The first thing to realise here is a simple fact: Prevention is ideal but detection is a must. Full insider threat prevention is impossible, it will happen, but the organization must be able to assess the damage, mitigate it, and recover quickly and efficiently. Next you must know what is being attacked. Does the organizations know which are its critical resources? And why? Once you know this you can begin to work out an acceptable level of loss, remembering that the lower that level is set, the more resources and measures have to be put in place. Once you know what is critical you can then look at the next most important fact; access. Who has access? Why do they have access? What access do they have? How did they get the access? Remember that access to the organizations resources is what makes insider attacks such a threat, so understanding those questions can begin to point you in directions to start making changes.

Once you know all of the above you can start reasonably putting measures in place, but as a starting point here are some general prevention mechanisms to put in place:

Education / Awareness: Any organizations weakest point is its staff. All your staff are on the trusted network and have varying levels of access, therefore if they can be manipulated into helping an attacker (social engineering) then you are facing a large problem.
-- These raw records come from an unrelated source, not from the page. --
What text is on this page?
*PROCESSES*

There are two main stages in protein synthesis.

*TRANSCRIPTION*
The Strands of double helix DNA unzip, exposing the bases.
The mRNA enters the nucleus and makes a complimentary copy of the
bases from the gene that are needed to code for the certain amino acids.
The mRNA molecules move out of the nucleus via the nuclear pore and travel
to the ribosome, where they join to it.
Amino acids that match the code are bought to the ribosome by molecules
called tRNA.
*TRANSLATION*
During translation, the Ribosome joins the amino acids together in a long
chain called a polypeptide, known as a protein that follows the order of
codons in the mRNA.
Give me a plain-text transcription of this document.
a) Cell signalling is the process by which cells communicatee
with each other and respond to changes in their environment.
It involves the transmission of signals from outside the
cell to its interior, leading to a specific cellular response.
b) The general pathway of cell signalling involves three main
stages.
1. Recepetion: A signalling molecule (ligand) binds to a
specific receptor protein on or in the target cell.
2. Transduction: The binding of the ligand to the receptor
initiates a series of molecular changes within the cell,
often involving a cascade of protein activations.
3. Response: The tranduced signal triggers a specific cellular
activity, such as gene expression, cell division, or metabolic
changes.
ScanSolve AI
But if you can educate your staff, raise their awareness, then you have an entire organization of people who will be able to help you find and deal with all threats – including insider threats.
Defense in Depth: This is a general concept that simply means that an organization must not place all its security needs on one system or setup, because that would mean that once an attacker –internal or external- is past that system, then they have free rein. The better idea is to have multiple levels of security within the organization, so that any attacker would need to bypass multiple levels of security to get what they want.
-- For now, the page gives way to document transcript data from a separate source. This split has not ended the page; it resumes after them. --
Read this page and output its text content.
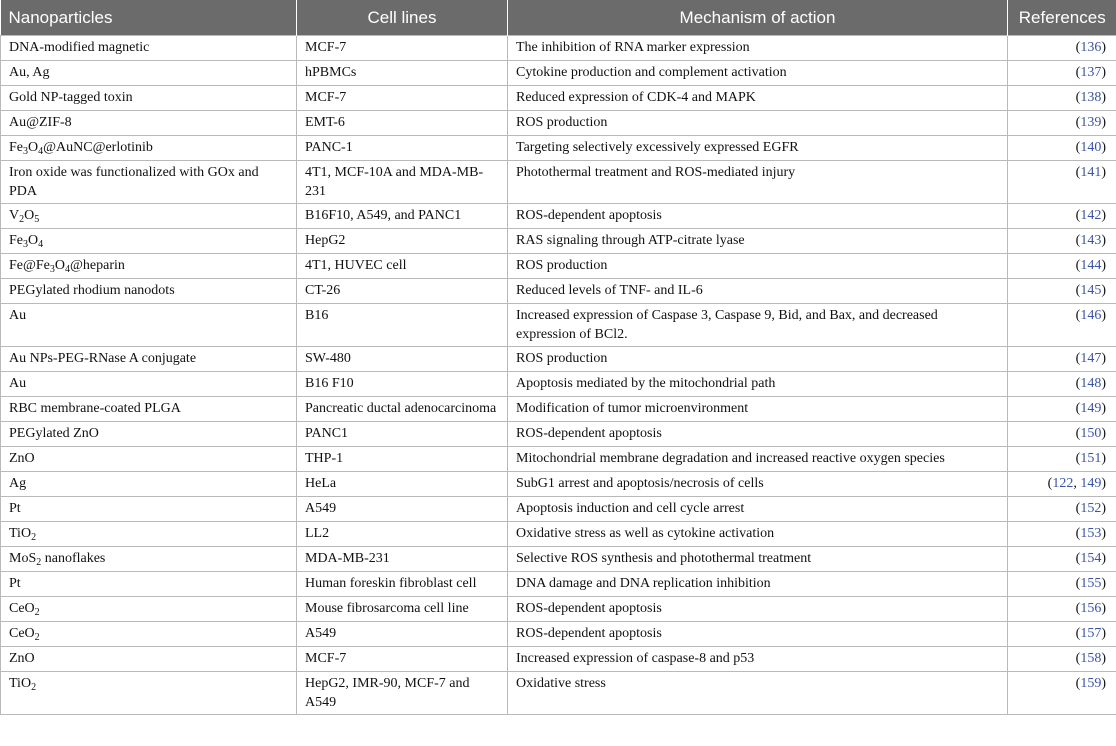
Nanoparticles	Cell lines	Mechanism of action	References
DNA-modified magnetic	MCF-7	The inhibition of RNA marker expression	(136)
Au, Ag	hPBMCs	Cytokine production and complement activation	(137)
Gold NP-tagged toxin	MCF-7	Reduced expression of CDK-4 and MAPK	(138)
Au@ZIF-8	EMT-6	ROS production	(139)
$Fe_3O_4@AuNC@erlotinib$	PANC-1	Targeting selectively excessively expressed EGFR	(140)
Iron oxide was functionalized with GOx and PDA	4T1, MCF-10A and MDA-MB-231	Photothermal treatment and ROS-mediated injury	(141)
$V_2O_5$	B16F10, A549, and PANC1	ROS-dependent apoptosis	(142)
$Fe_3O_4$	HepG2	RAS signaling through ATP-citrate lyase	(143)
$Fe@Fe_3O_4@heparin$	4T1, HUVEC cell	ROS production	(144)
PEGylated rhodium nanodots	CT-26	Reduced levels of TNF- and IL-6	(145)
Au	B16	Increased expression of Caspase 3, Caspase 9, Bid, and Bax, and decreased expression of BCl2.	(146)
Au NPs-PEG-RNase A conjugate	SW-480	ROS production	(147)
Au	B16 F10	Apoptosis mediated by the mitochondrial path	(148)
RBC membrane-coated PLGA	Pancreatic ductal adenocarcinoma	Modification of tumor microenvironment	(149)
PEGylated ZnO	PANC1	ROS-dependent apoptosis	(150)
ZnO	THP-1	Mitochondrial membrane degradation and increased reactive oxygen species	(151)
Ag	HeLa	SubG1 arrest and apoptosis/necrosis of cells	(122, 149)
Pt	A549	Apoptosis induction and cell cycle arrest	(152)
TiO$_2$	LL2	Oxidative stress as well as cytokine activation	(153)
MoS$_2$ nanoflakes	MDA-MB-231	Selective ROS synthesis and photothermal treatment	(154)
Pt	Human foreskin fibroblast cell	DNA damage and DNA replication inhibition	(155)
CeO$_2$	Mouse fibrosarcoma cell line	ROS-dependent apoptosis	(156)
CeO$_2$	A549	ROS-dependent apoptosis	(157)
ZnO	MCF-7	Increased expression of caspase-8 and p53	(158)
TiO$_2$	HepG2, IMR-90, MCF-7 and A549	Oxidative stress	(159)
Backups/Archiving: It has already been said that there will be loss, and that the recovery and detection of an insider attack must be quick and effective. For this to occur any organization will need a comprehensive backup plan for its critical resources, as well as an archive of its logs and audit trails to ensure that no information is lost which may help resolve the incident.
Least Privilege: This is a very important principle. Anyone should only have the access needed to do their job, anything else should not be allowed. Bear in mind, that this does not mean taking away resources, which may hinder them in fulfilling their job, but just the access to excess resources. Access is very important in any insider threat model and attack, if you properly and carefully monitor that, you will go a long way to dealing with the threat. Note, this does not only apply to logical resources (access to files, documents, etc) but also to physical resources. For example, how many people in the company actually need access to their USB ports for business purposes? Or need to bring in personal data-shuttle-capable devices?

Final Words
The idea of insider threat is one that companies do not like to face, because it is difficult and very often requires a change in mindset and how things work. But ignoring it will not make it go away, it will just make it the chances of it happening greater and the damage it causes when it does a lot more. Better to take some short-term pain for a longer-term benefit. I also do not advocate seeing the insider threat as the answer to why everything goes wrong, but it should at least be a consideration. So start looking into this stuff and as always, have fun and learn.